Millions of dollars are being invested to change that, and while some the money is coming from bonds authorized by the state, a lot more is coming from developers who live in the county and are already at work.
The future home of the Prince George’s County Department of Health and Human Services sits in the Hampton Park area of Central Avenue, technically considered Capitol Heights, since it sits just inside the Capital Beltway.
That’s where County Executive Angela Alsobrooks stood, flanked by a number of Black developers who have either already broken ground, or plan to soon, on projects that stretch from Largo to Seat Pleasant.
The news conference was meant to tout the enormous level of money invested by Black developers, as well as the opportunities that still exist.
“We have $769 million in private investment by Black developers,” touted Alsobrooks.
She also added that people should “get in now,” for development opportunities.
“It’s moving, it’s happening, this is soon to be an amenity rich area, but the opportunities are here today,” said Alsobrooks.

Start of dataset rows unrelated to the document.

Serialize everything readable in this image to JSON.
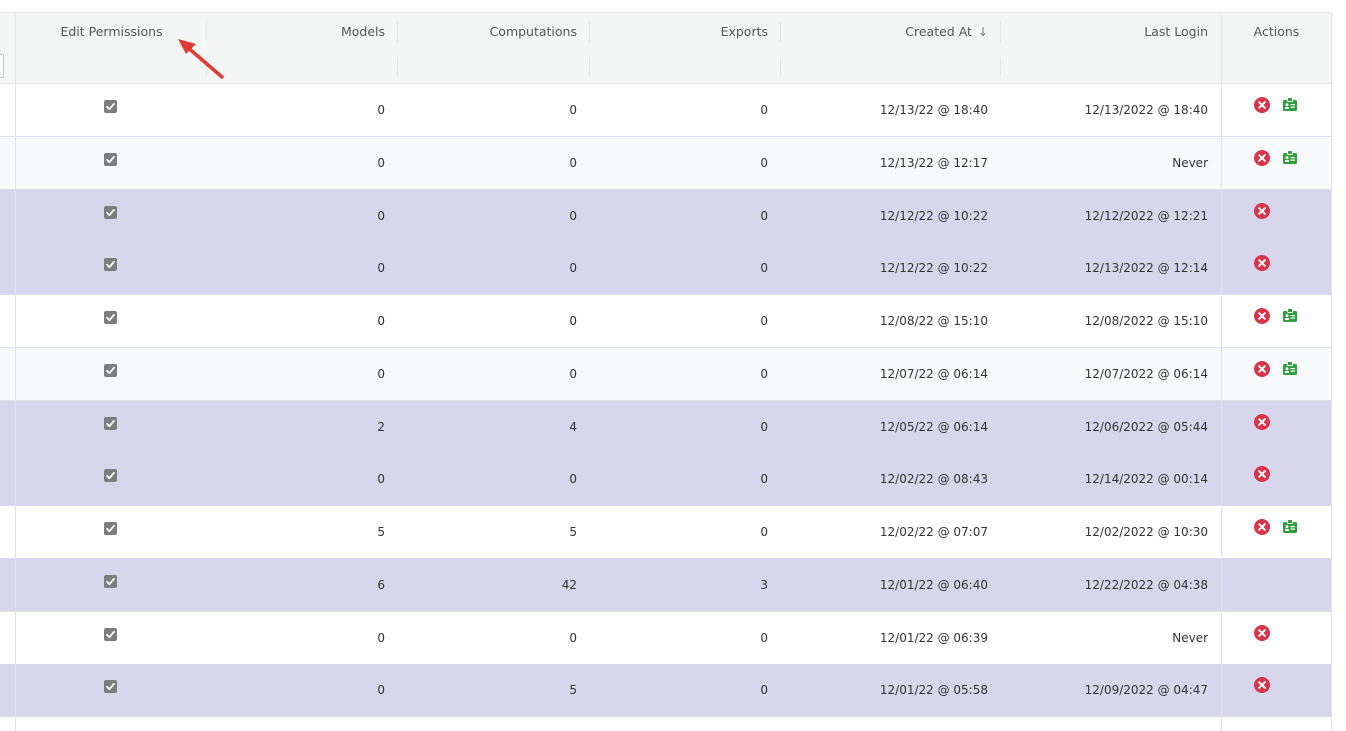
{
  "columns": {
    "edit_permissions": "Edit Permissions",
    "models": "Models",
    "computations": "Computations",
    "exports": "Exports",
    "created_at": "Created At",
    "created_at_sort": "↓",
    "last_login": "Last Login",
    "actions": "Actions"
  },
  "colors": {
    "row_white": "#ffffff",
    "row_alt": "#f8fafc",
    "row_selected": "#d8d6ec",
    "delete": "#d8344a",
    "badge": "#2e9e3e",
    "arrow": "#e23b34"
  },
  "rows": [
    {
      "edit_permissions": true,
      "models": "0",
      "computations": "0",
      "exports": "0",
      "created_at": "12/13/22 @ 18:40",
      "last_login": "12/13/2022 @ 18:40",
      "bg": "white",
      "delete": true,
      "badge": true
    },
    {
      "edit_permissions": true,
      "models": "0",
      "computations": "0",
      "exports": "0",
      "created_at": "12/13/22 @ 12:17",
      "last_login": "Never",
      "bg": "alt",
      "delete": true,
      "badge": true
    },
    {
      "edit_permissions": true,
      "models": "0",
      "computations": "0",
      "exports": "0",
      "created_at": "12/12/22 @ 10:22",
      "last_login": "12/12/2022 @ 12:21",
      "bg": "selected",
      "delete": true,
      "badge": false
    },
    {
      "edit_permissions": true,
      "models": "0",
      "computations": "0",
      "exports": "0",
      "created_at": "12/12/22 @ 10:22",
      "last_login": "12/13/2022 @ 12:14",
      "bg": "selected",
      "delete": true,
      "badge": false
    },
    {
      "edit_permissions": true,
      "models": "0",
      "computations": "0",
      "exports": "0",
      "created_at": "12/08/22 @ 15:10",
      "last_login": "12/08/2022 @ 15:10",
      "bg": "white",
      "delete": true,
      "badge": true
    },
    {
      "edit_permissions": true,
      "models": "0",
      "computations": "0",
      "exports": "0",
      "created_at": "12/07/22 @ 06:14",
      "last_login": "12/07/2022 @ 06:14",
      "bg": "alt",
      "delete": true,
      "badge": true
    },
    {
      "edit_permissions": true,
      "models": "2",
      "computations": "4",
      "exports": "0",
      "created_at": "12/05/22 @ 06:14",
      "last_login": "12/06/2022 @ 05:44",
      "bg": "selected",
      "delete": true,
      "badge": false
    },
    {
      "edit_permissions": true,
      "models": "0",
      "computations": "0",
      "exports": "0",
      "created_at": "12/02/22 @ 08:43",
      "last_login": "12/14/2022 @ 00:14",
      "bg": "selected",
      "delete": true,
      "badge": false
    },
    {
      "edit_permissions": true,
      "models": "5",
      "computations": "5",
      "exports": "0",
      "created_at": "12/02/22 @ 07:07",
      "last_login": "12/02/2022 @ 10:30",
      "bg": "white",
      "delete": true,
      "badge": true
    },
    {
      "edit_permissions": true,
      "models": "6",
      "computations": "42",
      "exports": "3",
      "created_at": "12/01/22 @ 06:40",
      "last_login": "12/22/2022 @ 04:38",
      "bg": "selected",
      "delete": false,
      "badge": false
    },
    {
      "edit_permissions": true,
      "models": "0",
      "computations": "0",
      "exports": "0",
      "created_at": "12/01/22 @ 06:39",
      "last_login": "Never",
      "bg": "white",
      "delete": true,
      "badge": false
    },
    {
      "edit_permissions": true,
      "models": "0",
      "computations": "5",
      "exports": "0",
      "created_at": "12/01/22 @ 05:58",
      "last_login": "12/09/2022 @ 04:47",
      "bg": "selected",
      "delete": true,
      "badge": false
    }
  ]
}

The transformation started years ago on the ground Alsobrooks was standing on Tuesday, but over her left shoulder, vacant stores from yesteryear still stood, waiting their turn for redevelopment.
Leading that project is Brandon Bellamy, who grew up throughout central Prince George’s County, graduated from nearby Central High School, and still lives in the county. Working to revitalize the place he calls home means all that more to him.
“We shouldn’t have 40 years where our Metro stations are underdeveloped, right?” he asked.
“There’s a lot of opportunity here. There’s a lot of money that can be made. You can do good and do well, too. So you can come to these communities, you can invest, and it becomes synergistic, right? You can have one development that feeds another development, that can feed another development, and they don’t have to cannibalize each other for resources,” Bellamy said.
Other developers who spoke included Omar Karim of Banneker Ventures, Anthony Wash of A Wash and Associates, and Lloyd Blackwell and Jacqueline Alexander of Harambee Development Group and The Community Builders.
Together, those groups are combining to build over 1,500 residential units and close to 200,000 square feet of retail space, stretching between Lottsford Road and the Addison Road Metro station.
Alsobrooks said in the future, the transit-oriented development coming will be the county’s own version of what area residents already see along the Wilson Boulevard stops in Arlington, and Red Line stops in Montgomery County.
“If you look at Silver Spring, they chose smart growth,” she said. “Now, Silver Spring is a destination rich with amenities.”
Alsobrooks added, “The same is true for Ballston, Rockville and other successful Metro station projects across the WMATA system.”
“Now these well-thought out communities bring amenities and housing that people want. They grow the tax base helping to shore up budgets and provide new services and they attract residents from across the DMV with new, exiting options for activities,” she said. “In fact, our residents leave the county just to visit these places.”
“What we are really seeking to change is, we want them to enjoy those amenities here at home,” Alsobrooks added.
It’s a vision that Bellamy bought into early on.
“When you think about what something is, and you consider what it could be, to see it come to fruition is really important,” he said. “I love the people of Prince George’s County.”